Energy firms should cut household prices if the trend of falling wholesale costs continues, a leading market analyst says.

The price power firms pay for gas, known as the wholesale price, hit a new low for 2011 on Friday, while electricity prices sunk to their lowest point of the year two days earlier due to the turmoil in world markets (see the Energy price slump MSE News story).

Key Points

  • Wholesale prices falling
  • Could mean future household price drops
  • But others predict future hikes

That news came on the same day Eon become the fourth of the big six UK energy firms to announce a rise in consumer prices due to what had been rising wholesale costs for much of the year.

British Gas, Scottish & Southern Energy (SSE) and Scottish Power have all either raised or announced a future rise in costs, with EDF and Npower expected to follow.

SSE has also made a commitment not to implement another increase before August 2012, perhaps indicating a softening in prices.

Andrew Horstead, from energy analyst firm Utilyx, says if the current trend continues, the "logical conclusion" is firms must lower household costs.

He points out that energy firms buy power in advance so the recent falls are irrelevant to current prices, though they may mean cuts in a few months.

However, other experts expect price rises so the view is not universal.

We rounded up the views of four leading energy commentators to get their predictions of prices for the year ahead to help you plan what to do about your bills. Here they are below:

Andrew Horstead, research manager at Utilyx:

"Wholesale prices have risen over the past 6-9 months but plateaued in April/May and that trend has generally continued since, though gas prices are down 15% since mid-June as demand remains weak and supplies healthy.

"Developments in the eurozone and across the Atlantic in the US in recent weeks look like undermining the economic recovery. If prices continue to drop it is going to be a difficult PR pill for energy firms to swallow if the world moves into a continued economic slowdown.

"Barclays Capital lowered its oil demand forecast this week. Oil hit $104 on Friday, down over 10% on the previous week, and we are seeing a similar response to UK gas and power prices. With the economic outlook looking far from rosy, we would expect commodity prices to remain under pressure.

"A sustained move lower would make it difficult to argue for energy costs to rise for households. If the economists are correct and this trend continues over the next six months then price reductions are the logical consequence."

Mark Todd, director of price comparison site Energyhelpline.com:

"There’s a chance of price drops next year but also rises, it is just too early to tell.

"The only thing we can guarantee this year is that we will see big price rises and over the long term bills will rise. By 2020, bills are likely to be £2,000 a year or more [currently, they're around £1,200]."

Phil Paterson-Fox, from price comparison site Gocompare.com:

"With energy suppliers continuing to invest in cleaner and greener ways to provide gas and electricity, and with wholesale energy costs fluctuating, it's unlikely British consumers will see any significant price reductions during the next 12 months.
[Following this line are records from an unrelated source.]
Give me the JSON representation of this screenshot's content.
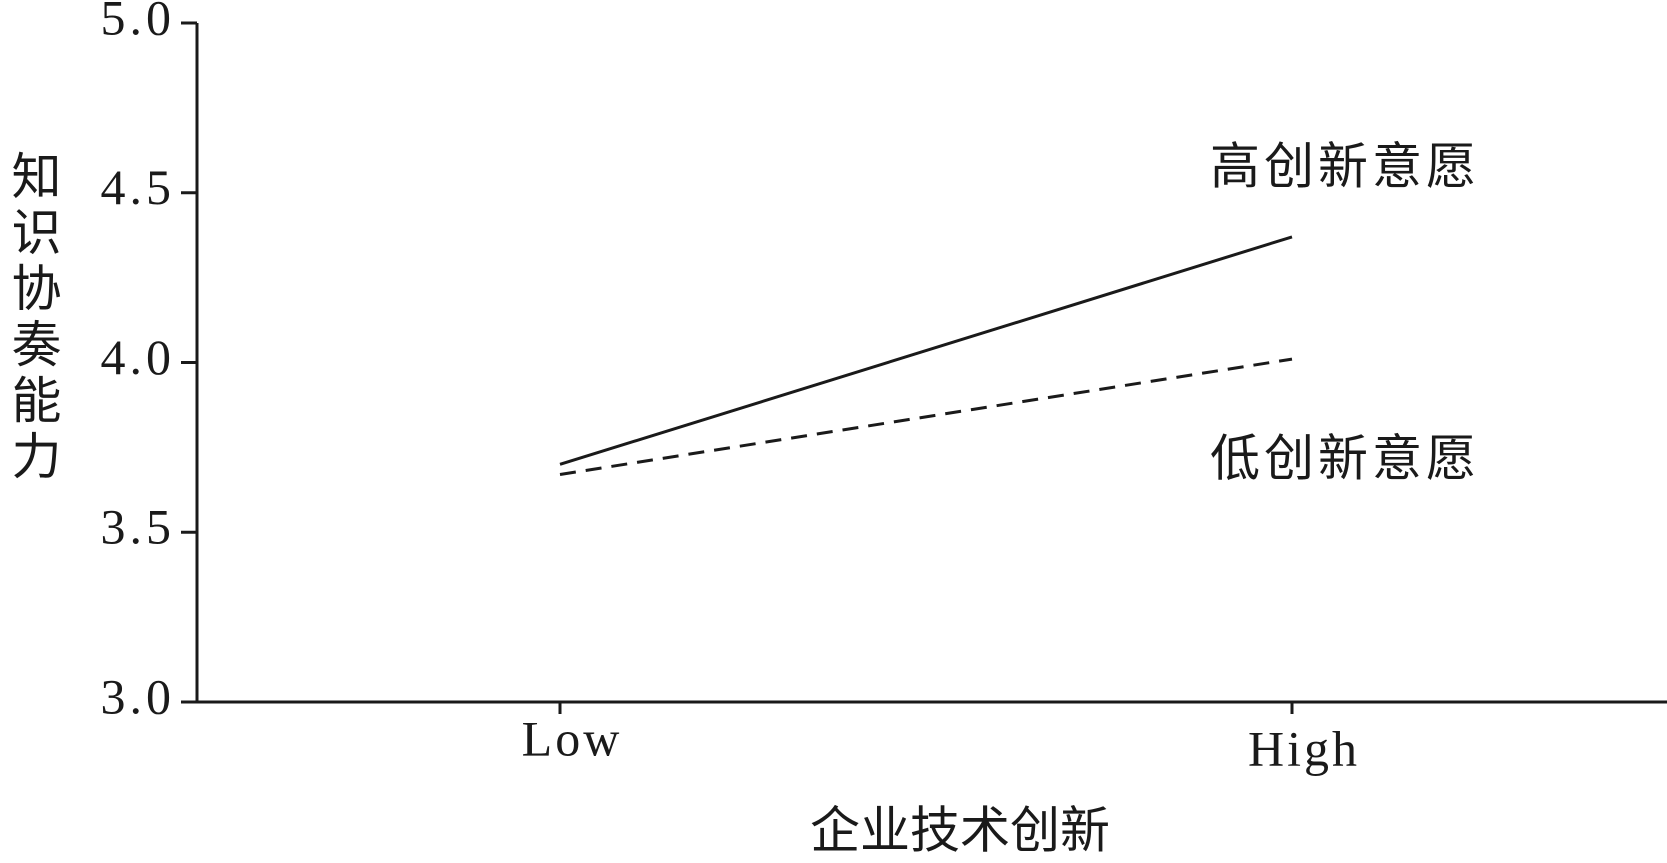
{
  "chart_data": {
    "type": "line",
    "x_label": "企业技术创新",
    "y_label": "知识协奏能力",
    "categories": [
      "Low",
      "High"
    ],
    "series": [
      {
        "name": "高创新意愿",
        "color": "#1a1a1a",
        "dash": "solid",
        "values": [
          3.7,
          4.37
        ]
      },
      {
        "name": "低创新意愿",
        "color": "#1a1a1a",
        "dash": "dashed",
        "values": [
          3.67,
          4.01
        ]
      }
    ],
    "ylim": [
      3.0,
      5.0
    ],
    "yticks": [
      {
        "value": 3.0,
        "label": "3.0"
      },
      3.5,
      {
        "value": 4.0,
        "label": "4.0"
      },
      4.5,
      {
        "value": 5.0,
        "label": "5.0"
      }
    ]
  }
}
"But while energy companies, like all businesses, are affected by things beyond their control that could justify price increases, these should be justifiable and reasonable. Ofgem, the regulator, needs to investigate whether these price hikes are always fair in order to address the growing concerns of cash-strapped consumers.

"Price increases looks set to continue, so people need to know how they can get the best possible deal on their gas and electricity."

Scott Byrom, from price comparison site Moneysupermarket.com:

"Ultimately, energy prices are going to continue to increase. With greater pressures from government on reducing carbon emissions, suppliers have to acquire energy from costly renewable sources such as wind, and overall, the UK will have to import more gas from the Continent.

"It's inevitable UK consumers will be paying more for their household energy in the future. Looking specifically at the next 12-months, this doesn't change.

"The "cheaper" energy bought by energy suppliers in 2009/2010 is running out and is being replaced with energy that is costing approximately 30% to 40% more. As a result, while it's likely the recent price changes will be enough to see us through the winter, it's possible we may see further price hikes in early 2012 if current market conditions continue.

"Due to the inevitable upward movement of energy prices, consumers can't go wrong with locking in to a fixed tariff to protect themselves against future hikes. Additionally, consumers need to do everything they can to reduce their usage and ensure they are as energy efficient as possible."